Ich lade Sie ein, gemeinsam mit mir einen Schritt zurück zu treten und mit etwas mehr Abstand auf das eigene Leben schauen. Ich lade Sie ein, dies auch zu tun wenn Sie noch ganz jung sind und/oder einen gewaltigen inneren Widerstand spüren. Warum? Sterben ist das einzige, was uns in unserem Leben sicher ist - alles andere ist es nicht. Wenn ich diesen Gedanken zulasse, dann ist eine heilsame Konsequenz daraus, mich auf das einzig Sichere, das große Finale, vorzubereiten, in meinem Tempo, meinem Wesen entsprechend, in kleinen Schritten.
Das Leben ist weder gut noch schlecht, weder freundlich noch unfreundlich, weder gerecht noch ungerecht, das Leben ist. Und es gibt uns täglich Gelegenheiten zu lernen, zu üben, zu achten und zu beobachten – es kommt und geht – mal in absehbaren Rhythmen, mal chaotisch. Und in unser aller Leben gibt es Gelegenheiten zu erkennen, dass die Dinge vergehen, vergehen müssen, um Neuem Raum zu schaffen. Wir erneuern uns mit jedem Atemzug und wir sterben mit jedem Atemzug. Was für ein grandioses Geheimnis! Lohnt es sich da nicht, durch Aufmerksamkeit die Weisheit des Lebens wahrzunehmen, anzunehmen und in den eigenen Alltag bewusst zu integrieren?

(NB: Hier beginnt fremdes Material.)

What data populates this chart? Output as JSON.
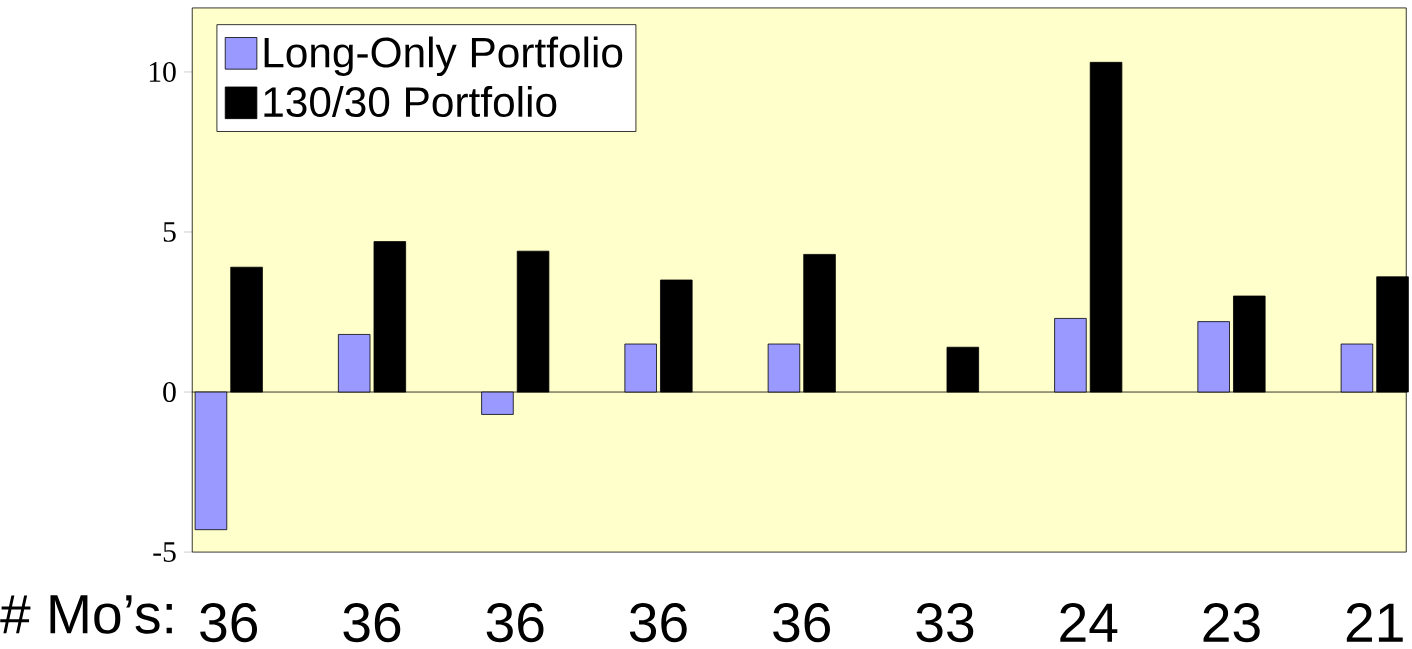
{
  "chart_data": {
    "type": "bar",
    "xlabel": "# Mo’s:",
    "categories": [
      "36",
      "36",
      "36",
      "36",
      "36",
      "33",
      "24",
      "23",
      "21"
    ],
    "series": [
      {
        "name": "Long-Only Portfolio",
        "color": "#9999ff",
        "values": [
          -4.3,
          1.8,
          -0.7,
          1.5,
          1.5,
          null,
          2.3,
          2.2,
          1.5
        ]
      },
      {
        "name": "130/30 Portfolio",
        "color": "#000000",
        "values": [
          3.9,
          4.7,
          4.4,
          3.5,
          4.3,
          1.4,
          10.3,
          3.0,
          3.6
        ]
      }
    ],
    "ylim": [
      -5,
      12
    ],
    "yticks": [
      -5,
      0,
      5,
      10
    ],
    "legend": "top left"
  }
}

Seit dreißig Jahren gebe ich zu wechselnden Themen Seminare, in vielen Städten Deutschlands, auch in Österreich und der Schweiz. Wie lange will ich dies noch tun? Reisen, in fremden Hotelbetten schlafen, ungewohntes Essen, viele Kilometer in wenigen Tagen zurücklegen? Ist es meinen innersten Bedürfnissen noch angemessen? Gehen Körper, Seele und Geist noch harmonisch Hand in Hand? Oder muss ich lernen mich zu verabschieden? Von dieser Stadt? Von jenem Seminarort? Zu sagen: hier war ich nun zum letzten Mal?
Wie fühlt sich das an? Was kommt danach? Nichts mehr - gähnende Leere? Neue Ideen? Andere Formen der Wissensweitergabe? Ich weiß es nicht. Ich stehe auf dem Sprungturm, 10 Meter über dem Wasser, das Brett wippt gewaltig, wage ich zu springen? Ins Bodenlose, Eintauchen in das Leben, wie es ist – für mich jetzt ist? Sterben üben …
Abends unter der Dusche – ist das wirklich noch mein Körper? Hier Falten, dort braune Flecken auf der Haut, die Füße – viel breiter als früher, die schmale Taille – Vergangenheit! Loslassen vom eigenen Bild des perfekten Seins, anerkennen, dass es andere Dinge gibt, die nachhaltiger, erstrebenswerter sind. Den Mittelweg finden zwischen sich selbst nicht wichtig nehmen und sich selbst Wert schätzen, so wie es mein Sein benötigt und verdient … Sterben üben.
Alte Freunde/Innen treffen, sie sind älter, einige Jahre älter, den Abschied in ihren Augen lesen. Sehen wir uns heute zum letzten Mal … Sterben üben.
Und all das Neue um mich herum – die neuen Formen des Vernetzt-Seins, der Kommunikation, des Austauschs, gehe ich mit, beschreite ich neue, für mich unbequeme Wege? Oder lasse ich sie ziehen, die Jüngeren, die Geschickteren, die Interessierteren - in eine mir fremde, mich ängstigende, herausfordernde Zukunft - in das Leben selbst?

Das Leben ist - und dazu gehört für mich - Sterben üben.